RESULTS: We observed gene copy number alteration in children with B-Cell ALL. PAX5 was the most commonly observed gene deletion, followed by CDKN21/2B, ETV6, IKZF1, BTG1, RB1, and PAR1 Region. Based on gene mutations, only the PAX5 had a significant association with the remission status of pediatric B-cell ALL (p-value <0.05; OR = 3.91). It showed that patients with PAX5 gene mutations have 3.9 times the risk of no remission and/or relapse compared to those without PAX5 gene mutations.
CONCLUSIONS: Patients with mutations in the PAX5 gene have a higher chance of not achieving remission and/or experiencing relapse than those without such mutations. The MLPA method can be utilized for examining copy number alterations, which is valuable for achieving more precise stratification in diagnosis.. Further research is needed to expand upon this finding.
摘要:
目的:急性淋巴细胞白血病(ALL)是儿童中最常见的恶性肿瘤。拷贝数改变(CNA),如PAX5、CDKN2A/2B、PAR1区域,ETV6,IKZF1,BTG1和RB1基因缺失是定义和预测B细胞ALL的重要遗传事件。因此,本研究旨在评估儿童B细胞ALL中CNA与诱导期缓解状态的相关性.
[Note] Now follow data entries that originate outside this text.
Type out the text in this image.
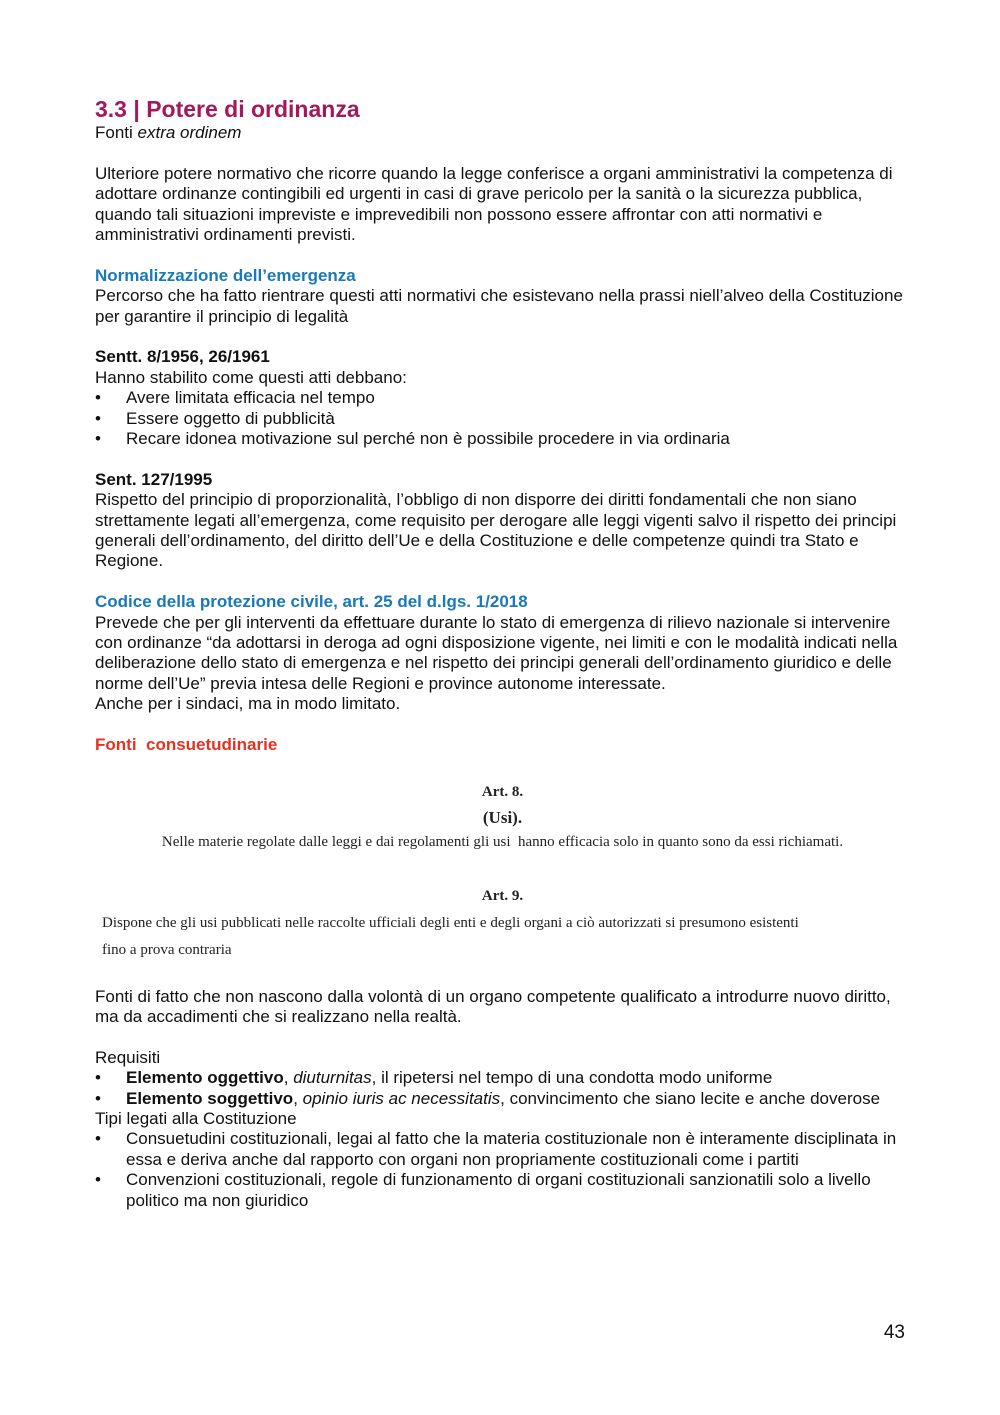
3.3 | Potere di ordinanza

Fonti extra ordinem

Ulteriore potere normativo che ricorre quando la legge conferisce a organi amministrativi la competenza di adottare ordinanze contingibili ed urgenti in casi di grave pericolo per la sanità o la sicurezza pubblica, quando tali situazioni impreviste e imprevedibili non possono essere affrontar con atti normativi e amministrativi ordinamenti previsti.

Normalizzazione dell’emergenza

Percorso che ha fatto rientrare questi atti normativi che esistevano nella prassi niell’alveo della Costituzione per garantire il principio di legalità

Sentt. 8/1956, 26/1961

Hanno stabilito come questi atti debbano:

•	Avere limitata efficacia nel tempo
•	Essere oggetto di pubblicità
•	Recare idonea motivazione sul perché non è possibile procedere in via ordinaria

Sent. 127/1995

Rispetto del principio di proporzionalità, l’obbligo di non disporre dei diritti fondamentali che non siano strettamente legati all’emergenza, come requisito per derogare alle leggi vigenti salvo il rispetto dei principi generali dell’ordinamento, del diritto dell’Ue e della Costituzione e delle competenze quindi tra Stato e Regione.

Codice della protezione civile, art. 25 del d.lgs. 1/2018

Prevede che per gli interventi da effettuare durante lo stato di emergenza di rilievo nazionale si intervenire con ordinanze “da adottarsi in deroga ad ogni disposizione vigente, nei limiti e con le modalità indicati nella deliberazione dello stato di emergenza e nel rispetto dei principi generali dell’ordinamento giuridico e delle norme dell’Ue” previa intesa delle Regioni e province autonome interessate.

Anche per i sindaci, ma in modo limitato.

Fonti  consuetudinarie

Art. 8.

(Usi).

Nelle materie regolate dalle leggi e dai regolamenti gli usi  hanno efficacia solo in quanto sono da essi richiamati.

Art. 9.

Dispone che gli usi pubblicati nelle raccolte ufficiali degli enti e degli organi a ciò autorizzati si presumono esistenti

fino a prova contraria

Fonti di fatto che non nascono dalla volontà di un organo competente qualificato a introdurre nuovo diritto, ma da accadimenti che si realizzano nella realtà.

Requisiti

•	Elemento oggettivo, diuturnitas, il ripetersi nel tempo di una condotta modo uniforme
•	Elemento soggettivo, opinio iuris ac necessitatis, convincimento che siano lecite e anche doverose

Tipi legati alla Costituzione

•	Consuetudini costituzionali, legai al fatto che la materia costituzionale non è interamente disciplinata in essa e deriva anche dal rapporto con organi non propriamente costituzionali come i partiti
•	Convenzioni costituzionali, regole di funzionamento di organi costituzionali sanzionatili solo a livello politico ma non giuridico
43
方法:这项研究是在Dharmais肿瘤医院进行的横断面设计观察性的,HarapanKita母亲和儿童医院,和坦格朗地区公立医院。我们评估了74例1-18岁儿童的B细胞ALL病例。通过多重连接依赖性探针扩增测定(MLPA)分析基因组DNA。这项研究使用了P335ALL-IKZF1面板套件,其中包含几个与ALL相关的基因。从2019年1月至12月的病历中收集患者的临床和实验室特征。
结果:我们观察到B细胞ALL患儿的基因拷贝数改变。PAX5是最常见的基因缺失,其次是CDKN21/2B,ETV6、IKZF1、BTG1、RB1和PAR1区。基于基因突变,只有PAX5与小儿B细胞ALL的缓解状态有显著关联(p值<0.05;OR=3.91).与没有PAX5基因突变的患者相比,有PAX5基因突变的患者没有缓解和/或复发的风险是其3.9倍。
结论:有PAX5基因突变的患者比没有这种突变的患者有更高的机会不能达到缓解和/或经历复发。MLPA方法可用于检查拷贝数改变,这对于在诊断中实现更精确的分层是有价值的。.需要进一步的研究来扩展这一发现。
方法:这项研究是在Dharmais肿瘤医院进行的横断面设计观察性的,HarapanKita母亲和儿童医院,和坦格朗地区公立医院。我们评估了74例1-18岁儿童的B细胞ALL病例。通过多重连接依赖性探针扩增测定(MLPA)分析基因组DNA。这项研究使用了P335ALL-IKZF1面板套件,其中包含几个与ALL相关的基因。从2019年1月至12月的病历中收集患者的临床和实验室特征。
结果:我们观察到B细胞ALL患儿的基因拷贝数改变。PAX5是最常见的基因缺失,其次是CDKN21/2B,ETV6、IKZF1、BTG1、RB1和PAR1区。基于基因突变,只有PAX5与小儿B细胞ALL的缓解状态有显著关联(p值<0.05;OR=3.91).与没有PAX5基因突变的患者相比,有PAX5基因突变的患者没有缓解和/或复发的风险是其3.9倍。
结论:有PAX5基因突变的患者比没有这种突变的患者有更高的机会不能达到缓解和/或经历复发。MLPA方法可用于检查拷贝数改变,这对于在诊断中实现更精确的分层是有价值的。.需要进一步的研究来扩展这一发现。